Flip couldn’t really say why he liked that. But—what the hell—why not? It wasn’t as if he had a shitload of friends in New Orleans, and, well—the guy was into stunting. That counted for something, anyway.

“Hanging out at Lib Arts, are you? What are you taking?”

“Analytic Philosophy,” Flip answered. “Seemed okay. I liked the professor, I think.”

“What? Peiser? Don’t let old man Peiser pull the wool over your eyes. Do you know the word
draconian
? Well, of course you don’t. Haw! Haw! Haw! You could look it up.”

“Maybe I don’t need to look it up, fuckwad.”

“Oooh. Too easy, eh? Then maybe I’ll just have to kick it up a notch. Lutulence.” He stared pointedly at Flip’s muddy sneakers. “Always a bad thing.”

“Well, I’ll tell you a good thing—beating your ludicrous, lutulent ass at stunting.”

“Haw! Haw! Haw! As if. Never underrate vocabulary building. Anyway, about Peiser. Took that class last year. First session you think it’s going to be a no-brainer, but he gets mean soon enough. Just doesn’t want to scare you off too soon, during the grace period when you can drop the class for another. About session four, he shows his true sadist colors.”

“Uh-oh. Are you serious, here, Dutch?”

“As serious as ice cream and cake is to a centenarian. You could look it—”

“Oh, please, get over yourself. Really, Peiser is that bad?”

“In a word—yes.”

“Where were you when I was choosing my coursework?”

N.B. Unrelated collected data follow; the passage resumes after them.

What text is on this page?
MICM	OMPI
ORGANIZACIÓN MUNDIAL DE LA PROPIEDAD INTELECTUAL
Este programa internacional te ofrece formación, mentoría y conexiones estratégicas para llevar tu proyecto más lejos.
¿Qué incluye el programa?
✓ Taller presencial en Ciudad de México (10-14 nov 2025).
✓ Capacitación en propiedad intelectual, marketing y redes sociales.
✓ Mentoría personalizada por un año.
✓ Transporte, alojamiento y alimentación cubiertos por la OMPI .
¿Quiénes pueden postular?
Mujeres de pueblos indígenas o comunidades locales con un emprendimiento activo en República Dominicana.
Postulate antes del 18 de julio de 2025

“I was right here, waiting for you to ask. I mean, really, I was right here, waiting for you to ask.”

“What?”
Is this guy coming on to me?

“Drop that class, and I mean
now
. You must be new here, or else you would have shied away from Peiser.”

“Yeah. Transferred from a small college in Ohio you never heard of, so don’t ask.”

“Whoa,” whistled Dutch. “Are you in culture shock, or what?”

“Always wanted to live here. Not like any other city.” Flip kept his homesick reservations to himself.

“Well, that goes without saying. Any more classes today?” Dutch gave Flip a crooked, engaging smile as they unlocked their bikes. Flip considered it suspiciously, not totally off his guard.